Research finds new genes contributing to severe childhood obesity
MedicalXpress Breaking News-and-Events Jun 05, 2020
By the age of five, one in four children are either overweight or obese. While easy access to high calorie foods and sedentary lifestyles have driven the rise in childhood obesity in recent years, some children seem able to eat what they like and remain thin, while others gain weight very easily. An individual's risk of gaining weight is strongly influenced by their genes, and some children who gain a lot of weight, are known to have faulty genes.

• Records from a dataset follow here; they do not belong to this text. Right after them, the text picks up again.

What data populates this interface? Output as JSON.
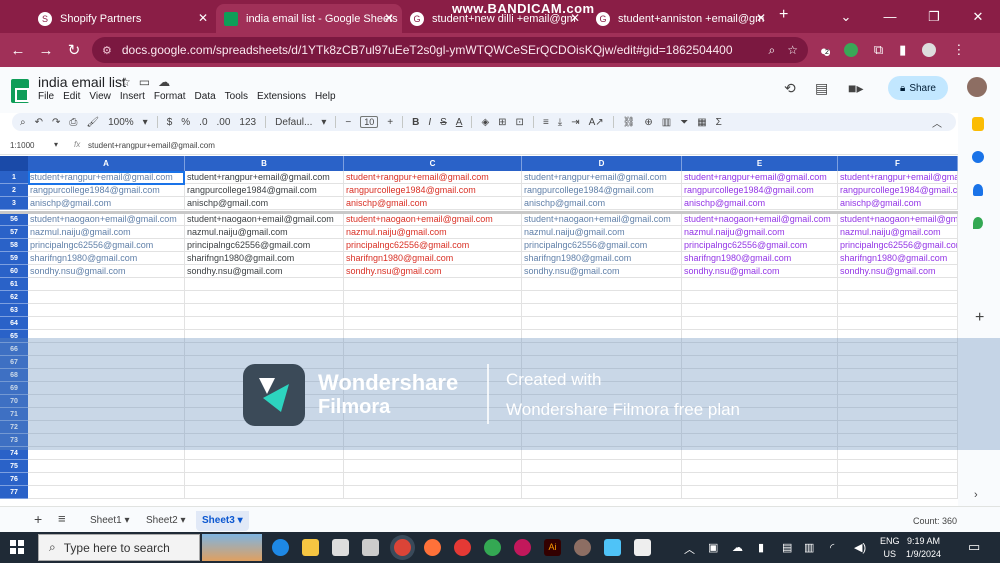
{
  "browser": {
    "tabs": [
      {
        "title": "Shopify Partners",
        "active": false
      },
      {
        "title": "india email list - Google Sheets",
        "active": true
      },
      {
        "title": "student+new dilli +email@gm",
        "active": false
      },
      {
        "title": "student+anniston +email@gm",
        "active": false
      }
    ],
    "url": "docs.google.com/spreadsheets/d/1YTk8zCB7ul97uEeT2s0gl-ymWTQWCeSErQCDOisKQjw/edit#gid=1862504400",
    "recording_overlay": "www.BANDICAM.com",
    "extension_badge": "2"
  },
  "sheets_header": {
    "title": "india email list",
    "menu": [
      "File",
      "Edit",
      "View",
      "Insert",
      "Format",
      "Data",
      "Tools",
      "Extensions",
      "Help"
    ],
    "share_label": "Share"
  },
  "toolbar": {
    "zoom": "100%",
    "currency": "$",
    "percent": "%",
    "decrease_decimal": ".0",
    "increase_decimal": ".00",
    "number_format": "123",
    "font": "Defaul...",
    "font_size": "10",
    "bold": "B",
    "italic": "I",
    "strike": "S",
    "text_color": "A",
    "sigma": "Σ"
  },
  "formula_bar": {
    "name_box": "1:1000",
    "fx": "fx",
    "value": "student+rangpur+email@gmail.com"
  },
  "grid": {
    "columns": [
      "A",
      "B",
      "C",
      "D",
      "E",
      "F"
    ],
    "top_rows": [
      {
        "num": "1",
        "cells": [
          "student+rangpur+email@gmail.com",
          "student+rangpur+email@gmail.com",
          "student+rangpur+email@gmail.com",
          "student+rangpur+email@gmail.com",
          "student+rangpur+email@gmail.com",
          "student+rangpur+email@gmail.c"
        ]
      },
      {
        "num": "2",
        "cells": [
          "rangpurcollege1984@gmail.com",
          "rangpurcollege1984@gmail.com",
          "rangpurcollege1984@gmail.com",
          "rangpurcollege1984@gmail.com",
          "rangpurcollege1984@gmail.com",
          "rangpurcollege1984@gmail.co"
        ]
      },
      {
        "num": "3",
        "cells": [
          "anischp@gmail.com",
          "anischp@gmail.com",
          "anischp@gmail.com",
          "anischp@gmail.com",
          "anischp@gmail.com",
          "anischp@gmail.com"
        ]
      }
    ],
    "body_rows": [
      {
        "num": "56",
        "cells": [
          "student+naogaon+email@gmail.com",
          "student+naogaon+email@gmail.com",
          "student+naogaon+email@gmail.com",
          "student+naogaon+email@gmail.com",
          "student+naogaon+email@gmail.com",
          "student+naogaon+email@gmai"
        ]
      },
      {
        "num": "57",
        "cells": [
          "nazmul.naiju@gmail.com",
          "nazmul.naiju@gmail.com",
          "nazmul.naiju@gmail.com",
          "nazmul.naiju@gmail.com",
          "nazmul.naiju@gmail.com",
          "nazmul.naiju@gmail.com"
        ]
      },
      {
        "num": "58",
        "cells": [
          "principalngc62556@gmail.com",
          "principalngc62556@gmail.com",
          "principalngc62556@gmail.com",
          "principalngc62556@gmail.com",
          "principalngc62556@gmail.com",
          "principalngc62556@gmail.com"
        ]
      },
      {
        "num": "59",
        "cells": [
          "sharifngn1980@gmail.com",
          "sharifngn1980@gmail.com",
          "sharifngn1980@gmail.com",
          "sharifngn1980@gmail.com",
          "sharifngn1980@gmail.com",
          "sharifngn1980@gmail.com"
        ]
      },
      {
        "num": "60",
        "cells": [
          "sondhy.nsu@gmail.com",
          "sondhy.nsu@gmail.com",
          "sondhy.nsu@gmail.com",
          "sondhy.nsu@gmail.com",
          "sondhy.nsu@gmail.com",
          "sondhy.nsu@gmail.com"
        ]
      }
    ],
    "empty_rows": [
      "61",
      "62",
      "63",
      "64",
      "65",
      "66",
      "67",
      "68",
      "69",
      "70",
      "71",
      "72",
      "73",
      "74",
      "75",
      "76",
      "77"
    ],
    "column_colors": [
      "#5f7fa8",
      "#3c4043",
      "#d93025",
      "#5f7fa8",
      "#9334e6",
      "#9334e6"
    ]
  },
  "sheet_tabs": {
    "tabs": [
      "Sheet1",
      "Sheet2",
      "Sheet3"
    ],
    "active": "Sheet3",
    "count": "Count: 360"
  },
  "watermark": {
    "brand_line1": "Wondershare",
    "brand_line2": "Filmora",
    "created_with": "Created with",
    "plan": "Wondershare Filmora free plan"
  },
  "taskbar": {
    "search_placeholder": "Type here to search",
    "lang_line1": "ENG",
    "lang_line2": "US",
    "time": "9:19 AM",
    "date": "1/9/2024"
  },
  "colors": {
    "browser_frame": "#8a1e46",
    "header_blue": "#2a62c8",
    "share_bg": "#c2e7ff"
  }
}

In a new study published in the journal Cell Metabolism, a team led by the Wellcome-MRC Institute of Metabolic Science, University of Cambridge interrogated hundreds of genes in 2,737 severely obese children and 6,704 healthy volunteers. The team, which was co-led by Professor Inês Barroso, who is now at the University of Exeter Medical School, ound that while some genetic changes were found in both overweight and normal weight people, for three genes, there were more changes predicted to lead to faulty genes in overweight people than in healthy volunteers. This suggested that these genes (called PHIP, DGKI, ZMYM4) might be playing an important role in controlling a person's weight.

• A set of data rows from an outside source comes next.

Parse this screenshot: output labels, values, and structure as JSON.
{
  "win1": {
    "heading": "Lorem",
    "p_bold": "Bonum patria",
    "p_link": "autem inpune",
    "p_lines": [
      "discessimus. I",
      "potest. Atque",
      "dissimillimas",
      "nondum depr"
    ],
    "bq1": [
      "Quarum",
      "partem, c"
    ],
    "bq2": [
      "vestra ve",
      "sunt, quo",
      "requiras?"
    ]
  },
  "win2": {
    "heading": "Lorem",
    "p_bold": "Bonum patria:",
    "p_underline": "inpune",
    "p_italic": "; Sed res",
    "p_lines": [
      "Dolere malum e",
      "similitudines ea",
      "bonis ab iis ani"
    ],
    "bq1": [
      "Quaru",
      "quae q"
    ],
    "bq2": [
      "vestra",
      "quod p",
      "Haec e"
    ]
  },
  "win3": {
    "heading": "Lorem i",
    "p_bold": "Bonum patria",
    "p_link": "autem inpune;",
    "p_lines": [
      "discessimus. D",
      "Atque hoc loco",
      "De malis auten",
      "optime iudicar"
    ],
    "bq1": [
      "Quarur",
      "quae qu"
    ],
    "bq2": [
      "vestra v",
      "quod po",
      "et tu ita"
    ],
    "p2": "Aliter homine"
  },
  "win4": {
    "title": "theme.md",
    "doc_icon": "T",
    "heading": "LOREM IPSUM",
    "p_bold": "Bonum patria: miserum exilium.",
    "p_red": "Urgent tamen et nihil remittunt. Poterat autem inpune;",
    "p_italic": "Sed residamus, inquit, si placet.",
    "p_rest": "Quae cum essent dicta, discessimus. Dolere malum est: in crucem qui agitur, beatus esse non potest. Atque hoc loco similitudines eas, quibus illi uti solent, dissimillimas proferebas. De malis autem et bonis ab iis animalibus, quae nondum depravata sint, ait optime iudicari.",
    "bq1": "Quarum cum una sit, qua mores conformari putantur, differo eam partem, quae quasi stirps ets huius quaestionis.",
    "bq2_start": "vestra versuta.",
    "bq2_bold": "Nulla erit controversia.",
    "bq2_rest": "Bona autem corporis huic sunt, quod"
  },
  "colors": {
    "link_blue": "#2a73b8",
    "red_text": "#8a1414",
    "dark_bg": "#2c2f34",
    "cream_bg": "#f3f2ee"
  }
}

One of the genes called PHIP was particularly interesting because changes in this gene have been found in children with learning difficulties, some of whom were reported to be overweight. Together this work suggested that PHIP might be a key gene for controlling both development and weight. The team then performed experiments to explore the potential ways in which PHIP might regulate weight. They found that inside a cell, PHIP acts to switch on another gene called POMC, which suppresses appetite after a meal. If PHIP is working correctly, it boosts the POMC signal which makes people feel full. When they tested the changes in the PHIP gene found in overweight people, they found these changes stopped the PHIP gene from working correctly, and lowered the amount of POMC. Lower levels of POMC are known to cause weight problems in some children, so this work provides a potential explanation for the link between the PHIP gene and weight problems that they discovered.

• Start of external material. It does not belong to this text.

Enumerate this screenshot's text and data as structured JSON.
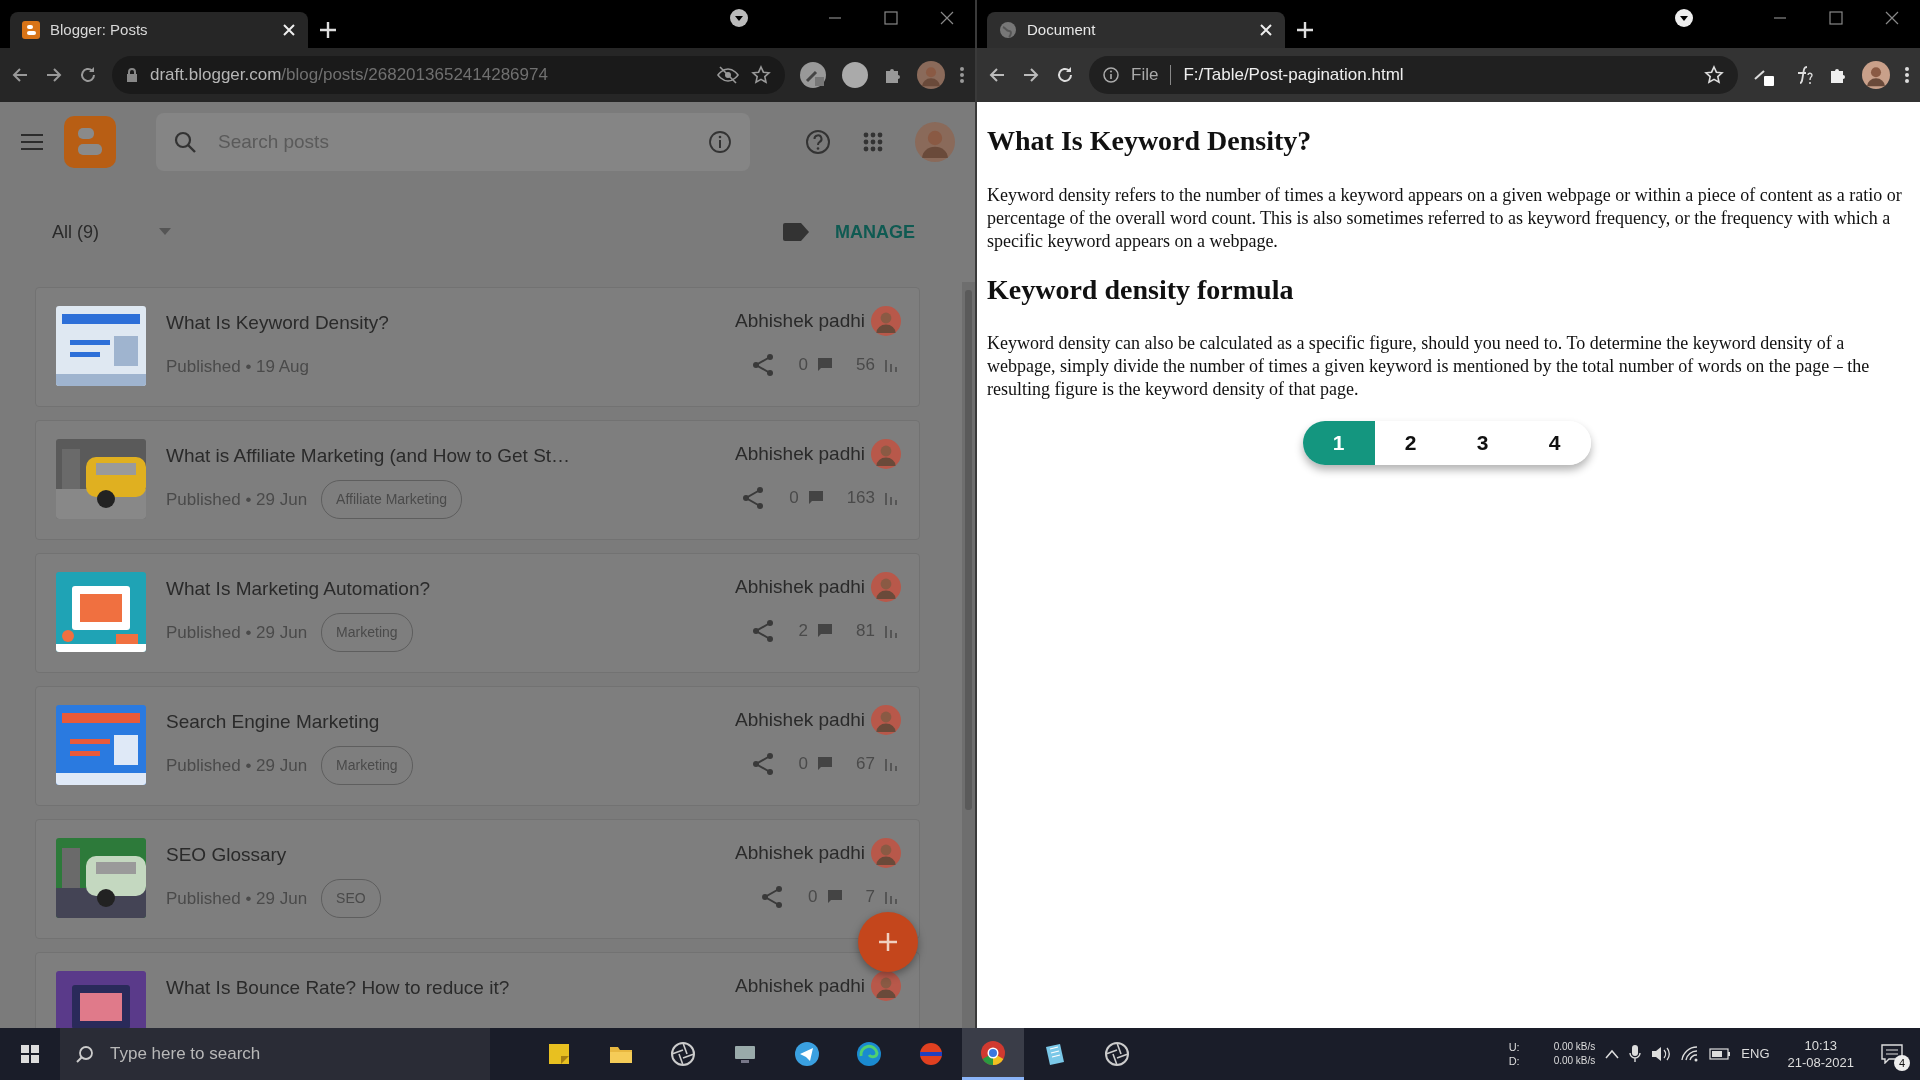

In additional analyses, the researchers found 157 genes which collectively contained more changes predicted to lead to faulty genes in the overweight individuals compared to healthy volunteers. In the future, studying this group of genes in additional overweight people will be important and may lead to new discoveries of genes involved in weight regulation.
"Over the last 20 years, many people have been trying to find genes that affect a person's weight. By focussing on more common forms of genetic variation in large population studies, so called Genome-Wide Association Studies (GWAS), researchers have identified over 250 genetic regions that are associated with obesity. However, these common variants do not explain why some children develop severe obesity. In this study we identified rare genetic variants that are predicted to lead to faulty genes and that appear to explain a part of this "missing heritability" in severe childhood obesity." explains Professor Barroso.
"These findings have implications for the children who carry changes in the PHIP gene. Our findings suggest that PHIP should be included in genetic testing recommended in clinical guidelines as part of the assessment of severe childhood obesity, particularly in children with developmental delay. These findings may also inform treatment of people with the faulty PHIP gene, as there are medications in clinical trials which work on this pathway in the brain that controls appetite," says Professor Farooqi.